The sculpted profile has been designed to improve aerodynamic efficiency and, alongside the lightweight engineering and materials, fuel consumption and emissions have been reduced by up to 15%.
More importantly the 6 Series GT has a spoiler that automatically extends at 75mph which is very cool, even if it does make the work of the local constabulary that much easier.
Despite reducing the height by 21mm to improve the looks, BMW has still managed to increase passenger space within that low-slung silhouette.
The additional length has created a spacious cabin with promises of increased head and leg room all round. It also has split folding rear seats that can fold down to increase boot capacity from a healthy 610 litres to a positively enormous 1,800 litres.
BMW has even included an electrically operated tailgate and lower rear sill to improve loading capacity and ensure the 6 Series GT is a practical proposition.
Practicality may not be high on everyone’s list but, like all BMWs, the 6 Series GT is also designed to offer superior comfort to its occupants, something that features on every list ever written by anyone trying to choose a new car.

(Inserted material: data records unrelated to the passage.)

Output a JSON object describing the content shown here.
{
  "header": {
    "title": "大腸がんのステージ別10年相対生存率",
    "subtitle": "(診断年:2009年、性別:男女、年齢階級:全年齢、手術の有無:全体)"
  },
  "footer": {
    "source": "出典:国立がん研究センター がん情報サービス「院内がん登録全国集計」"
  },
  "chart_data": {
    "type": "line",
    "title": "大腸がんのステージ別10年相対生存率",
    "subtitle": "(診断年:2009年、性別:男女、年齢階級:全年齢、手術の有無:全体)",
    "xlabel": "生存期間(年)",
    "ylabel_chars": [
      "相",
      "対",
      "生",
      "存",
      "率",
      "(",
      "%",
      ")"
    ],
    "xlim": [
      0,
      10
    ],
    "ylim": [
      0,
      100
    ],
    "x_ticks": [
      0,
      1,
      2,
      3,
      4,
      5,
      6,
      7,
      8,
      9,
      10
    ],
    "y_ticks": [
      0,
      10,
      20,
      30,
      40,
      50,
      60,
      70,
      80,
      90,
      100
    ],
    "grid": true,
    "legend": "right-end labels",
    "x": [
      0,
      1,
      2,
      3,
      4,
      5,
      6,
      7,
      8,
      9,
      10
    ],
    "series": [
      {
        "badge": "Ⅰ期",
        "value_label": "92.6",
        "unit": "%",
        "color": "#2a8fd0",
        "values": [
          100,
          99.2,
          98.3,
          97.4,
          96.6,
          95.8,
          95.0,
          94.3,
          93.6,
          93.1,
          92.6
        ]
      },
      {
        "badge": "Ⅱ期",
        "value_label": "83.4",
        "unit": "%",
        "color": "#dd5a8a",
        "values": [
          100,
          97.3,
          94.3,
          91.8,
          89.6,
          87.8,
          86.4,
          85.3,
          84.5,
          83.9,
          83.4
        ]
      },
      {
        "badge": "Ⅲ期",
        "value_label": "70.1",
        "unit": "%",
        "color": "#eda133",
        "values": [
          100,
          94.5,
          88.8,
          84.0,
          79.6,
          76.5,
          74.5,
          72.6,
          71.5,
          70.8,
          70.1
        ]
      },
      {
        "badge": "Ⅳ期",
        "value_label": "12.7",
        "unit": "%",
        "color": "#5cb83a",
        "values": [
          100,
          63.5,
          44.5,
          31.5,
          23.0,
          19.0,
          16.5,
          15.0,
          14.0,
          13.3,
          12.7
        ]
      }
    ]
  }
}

Available in two trim levels from launch, SE and M Sport, standard specification includes automatic climate control, metallic paint, 18-inch alloy wheels, 10.25-inch touchscreen, and reversing assist camera. Drivers upgrading to the M Sport will add 19-inch alloys, leather upholstery, and a panoramic glass roof.
Options available to all customers include an upgraded surround sound audio system, BMW Connected smartphone integration, improved head-up display, BMW Night Vision system, and gesture control that allows users to operate some functions with simple hand movements.
Drivers looking to improve handling and performance can also upgrade to adaptive suspension and dynamic damper control to accompany the selectable drive modes. Given how well balanced a BMW usually is in factory specification this is probably just an exercise in self-gratification, although it may give a hint as to how good the 6 Series GT could be. An M6 GT? There’s a thought, BMW.
There will initially be four variants of the 6 Series GT, two petrol and two diesel, and all will have the eight-speed Steptronic gearbox with paddle-shift fitted as standard. BMW’s xDrive all-wheel-drive system will also be available on two of the new models, one each of the petrol and diesel.
Drivers who prefer petrol power can choose from either the 2.0-litre four-cylinder unit found in the 630i, or the more powerful 3.0-litre straight six in the 640i xDrive.
The 3.0-litre engine produces 340bhp, pushing the car to 60mph in just over five seconds in return for 35mpg and 183g/km. The smaller 2.0-litre offers a more practical 258bhp but it’s still enough to propel the car to 60mph just a second slower and the 43mpg and 148g/km may tip the balance in favour of the less powerful car.
For those requiring bigger financial incentives a diesel is likely to prove most popular.
Both the 630d and 630d xDrive use the same 3.0-litre straight six producing 265bhp, and both reach 60mph in around six seconds – BMW indicate there’s only a single tenth of a second between them – with the 630d xDrive being the quicker of the two.